Dec shook his head, no. “The King…Kal-King.”
Macao blinked. He had no clue what Dec was talking about.
CHAPTER THREE
Unlike the meticulously conducted recoveries that Star Service Flight Investigation Teams conducted, the recovery on Tonner III was a horror movie. Dana drifted in and out of consciousness, catching glimpses that would haunt her for the rest of her days.
Two bulky, spider-armed aliens — she had no clue what race they were — dropped her on the deck of a hovercraft next to the stretcher with Ambassador Taurian’s badly burned and mangled body, for a horrendous flight to a medical center, with no decontamination or sanitization. An android-doctor took over; it hovered over her head, beeped, and tagged her for transfer to an emergency room.
There, an android-nurse and another android-doctor lifted her up onto a diagnostic bed, destroyed her clothing by cutting it all off, and confiscated the N-link she wore on a leather thong about her neck and the valuable Sterillian sheathed dagger from inside her boot.
Using archaic, pressure devices, they sutured her leg wound, and tended the fractured bones, while Dana watched in horror, fully awake and with only a local anesthesia. They strapped a splint-board onto her left leg to immobilize it, draped a sheet over her, and retreated from the cubicle for an undeterminably long time.
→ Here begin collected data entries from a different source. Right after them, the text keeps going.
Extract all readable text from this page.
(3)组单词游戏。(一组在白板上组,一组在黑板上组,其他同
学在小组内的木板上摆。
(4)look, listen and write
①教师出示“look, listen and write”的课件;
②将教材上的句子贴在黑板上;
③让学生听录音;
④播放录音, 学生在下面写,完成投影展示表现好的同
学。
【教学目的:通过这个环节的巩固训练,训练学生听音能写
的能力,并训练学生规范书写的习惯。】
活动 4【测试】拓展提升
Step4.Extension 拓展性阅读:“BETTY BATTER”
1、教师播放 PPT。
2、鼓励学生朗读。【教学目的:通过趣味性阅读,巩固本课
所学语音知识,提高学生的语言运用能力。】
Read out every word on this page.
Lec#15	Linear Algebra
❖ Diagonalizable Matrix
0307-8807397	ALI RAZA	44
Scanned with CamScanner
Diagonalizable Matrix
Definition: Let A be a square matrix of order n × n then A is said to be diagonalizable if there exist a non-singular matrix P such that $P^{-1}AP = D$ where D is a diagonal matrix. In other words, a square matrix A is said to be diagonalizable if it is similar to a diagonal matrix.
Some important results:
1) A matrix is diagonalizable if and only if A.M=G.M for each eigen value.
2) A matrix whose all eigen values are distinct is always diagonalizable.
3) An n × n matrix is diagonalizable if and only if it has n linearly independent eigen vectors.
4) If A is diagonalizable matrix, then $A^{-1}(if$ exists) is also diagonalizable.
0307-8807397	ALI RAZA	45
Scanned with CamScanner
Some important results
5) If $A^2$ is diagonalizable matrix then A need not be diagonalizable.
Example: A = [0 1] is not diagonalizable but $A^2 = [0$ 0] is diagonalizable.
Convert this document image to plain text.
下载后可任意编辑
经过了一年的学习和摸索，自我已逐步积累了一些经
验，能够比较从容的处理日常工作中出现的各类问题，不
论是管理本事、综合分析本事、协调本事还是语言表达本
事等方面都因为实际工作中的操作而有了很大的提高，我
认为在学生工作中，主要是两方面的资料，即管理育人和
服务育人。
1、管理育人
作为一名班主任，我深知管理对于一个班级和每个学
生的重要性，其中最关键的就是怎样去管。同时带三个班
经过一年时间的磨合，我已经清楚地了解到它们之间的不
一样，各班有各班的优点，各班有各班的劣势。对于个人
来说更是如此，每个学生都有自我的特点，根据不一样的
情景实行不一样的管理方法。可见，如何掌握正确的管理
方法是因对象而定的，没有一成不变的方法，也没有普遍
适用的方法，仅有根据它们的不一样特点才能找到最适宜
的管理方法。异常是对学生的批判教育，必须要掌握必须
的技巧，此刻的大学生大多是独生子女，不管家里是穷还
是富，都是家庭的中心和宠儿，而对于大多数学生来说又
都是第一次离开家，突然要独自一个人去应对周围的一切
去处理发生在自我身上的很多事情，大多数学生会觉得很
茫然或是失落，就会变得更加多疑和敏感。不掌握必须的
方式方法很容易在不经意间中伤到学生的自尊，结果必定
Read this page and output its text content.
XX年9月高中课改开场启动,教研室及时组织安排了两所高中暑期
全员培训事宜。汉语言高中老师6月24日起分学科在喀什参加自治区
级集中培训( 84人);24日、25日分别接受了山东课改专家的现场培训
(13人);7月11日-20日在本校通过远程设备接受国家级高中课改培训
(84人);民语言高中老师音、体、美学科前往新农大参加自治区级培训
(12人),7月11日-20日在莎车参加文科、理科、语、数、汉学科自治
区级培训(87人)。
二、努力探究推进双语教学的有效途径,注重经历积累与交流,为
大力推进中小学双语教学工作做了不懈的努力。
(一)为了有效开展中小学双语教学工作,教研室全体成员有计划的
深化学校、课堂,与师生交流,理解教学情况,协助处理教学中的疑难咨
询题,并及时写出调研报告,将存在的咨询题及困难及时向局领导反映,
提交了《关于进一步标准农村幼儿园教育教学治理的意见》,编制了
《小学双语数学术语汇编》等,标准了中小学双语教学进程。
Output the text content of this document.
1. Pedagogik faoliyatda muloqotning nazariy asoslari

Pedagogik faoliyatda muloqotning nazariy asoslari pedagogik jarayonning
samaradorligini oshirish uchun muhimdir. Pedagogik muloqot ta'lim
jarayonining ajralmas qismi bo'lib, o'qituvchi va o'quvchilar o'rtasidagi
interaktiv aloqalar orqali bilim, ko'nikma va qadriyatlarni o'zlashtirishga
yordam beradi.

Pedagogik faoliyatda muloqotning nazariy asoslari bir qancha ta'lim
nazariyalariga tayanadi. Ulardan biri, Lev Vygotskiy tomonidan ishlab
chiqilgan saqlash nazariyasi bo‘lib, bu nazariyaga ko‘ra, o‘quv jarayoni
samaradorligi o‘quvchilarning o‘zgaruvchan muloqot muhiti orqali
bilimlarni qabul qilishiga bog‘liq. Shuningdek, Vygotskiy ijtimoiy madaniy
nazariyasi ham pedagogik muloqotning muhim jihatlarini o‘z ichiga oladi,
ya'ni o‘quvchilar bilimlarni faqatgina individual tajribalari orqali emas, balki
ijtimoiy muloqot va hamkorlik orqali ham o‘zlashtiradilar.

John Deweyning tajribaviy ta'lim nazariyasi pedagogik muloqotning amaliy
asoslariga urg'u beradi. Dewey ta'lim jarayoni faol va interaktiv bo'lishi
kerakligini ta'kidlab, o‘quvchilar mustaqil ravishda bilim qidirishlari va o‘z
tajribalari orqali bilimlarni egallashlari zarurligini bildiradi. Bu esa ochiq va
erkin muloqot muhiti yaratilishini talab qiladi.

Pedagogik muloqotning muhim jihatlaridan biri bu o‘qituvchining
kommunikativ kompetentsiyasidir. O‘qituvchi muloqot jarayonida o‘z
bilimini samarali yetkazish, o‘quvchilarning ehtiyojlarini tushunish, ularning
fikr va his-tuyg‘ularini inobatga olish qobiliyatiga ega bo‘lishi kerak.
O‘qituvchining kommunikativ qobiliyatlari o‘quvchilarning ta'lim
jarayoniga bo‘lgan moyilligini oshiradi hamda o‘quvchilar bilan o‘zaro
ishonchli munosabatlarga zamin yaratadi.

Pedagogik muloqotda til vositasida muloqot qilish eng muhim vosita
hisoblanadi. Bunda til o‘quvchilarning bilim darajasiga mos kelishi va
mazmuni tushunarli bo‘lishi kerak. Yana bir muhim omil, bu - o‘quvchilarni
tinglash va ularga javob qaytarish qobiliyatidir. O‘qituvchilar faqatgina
A spaceport investigator peered in from a viewport and began demanding answers to barely coherent questions.
Cartwright protested emphatically, “Didn’t crash on landing,” but it fell on deaf ears apparently.
The interrogator left when Dana refused to respond to further misrepresentations.
More time passed. The android-doctor returned to take scans of the leg. The pain levels increased as the local wore off. She suffered.
And then, the AD suggested amputation.
Cartwright snarled, “Barbarians! Nobody amputates anymore!”
The moment the AD vacated, she struggled to sit up, removed the splint, and wrapped the blanket round about her waist. Dana then slid off the diagnostic bed, easing her weight down onto her good, right leg. She nabbed the medical injector, searched for the Sterillian blade, gave up without finding it, and hopped, barefooted, quietly along the wall to the corridor to escape.
A humanoid male in the corridor pushed a maintenance cart overflowing with supplies. She flagged him down, begging for some clothing. He pointed to a storage closet.
Inside she found an array of orange, one-piece jumpsuits, the kind worn by the staff. She struggled into the smallest one she could find, secreted the injector in a pocket, grabbed a second jumpsuit as a spare, and then peeked back out into the corridor.
The same humanoid was there, this time pushing a very archaic, patient transfer chair, motioning her into it. It hovered a comfortable distance off the deck as he pushed to a lift and accompanied her down several corridors to the exit doors.
“Thank you,” Dana said in universal.
He shrugged. “I found this backpack in the trash. You can stuff things in it.”
Dana took the plain, black canvas bag, slid the spare jumpsuit in and with his help got shakily to her feet, hopping the few feet to a waiting robo-cab.
“Wait,” her savior called. He offered a plastic card and slid it into her hand. “Good for two trips. It can also be recharged.”
She thanked him again, as the clear, solar shield closed down over her.
The robo-cab controls activated once she plugged the card into the appropriate slot. A map appeared on the screen, listing landmarks. Though still on overwhelm, she had the presence of mind to remember that the Ambassador had prepaid for their stay at the big resort. Only one appeared among the landmarks, Wind-o-mar. She touched the map and set it as the destination.
The glaring sun was setting in the west as the robo-cab skirted the city towers and headed for a gleaming, copper building in the shimmering distance.
On the navigation screen, a list of other landmarks trickled by, mostly bars, restaurants, shops, and marketplaces. The robo-cab smoothly came to a stop at her destination, under an overhang that cast some welcomed shade. The solar shield opened, essentially ejecting her and her card at the same time. She thankfully pocketed the card, grabbed the backpack, and took a look around.
Ambassador Taurian’s taste tended to the most lavish accommodations his travel budget allowed. Wind-o-mar fit the six-stars category.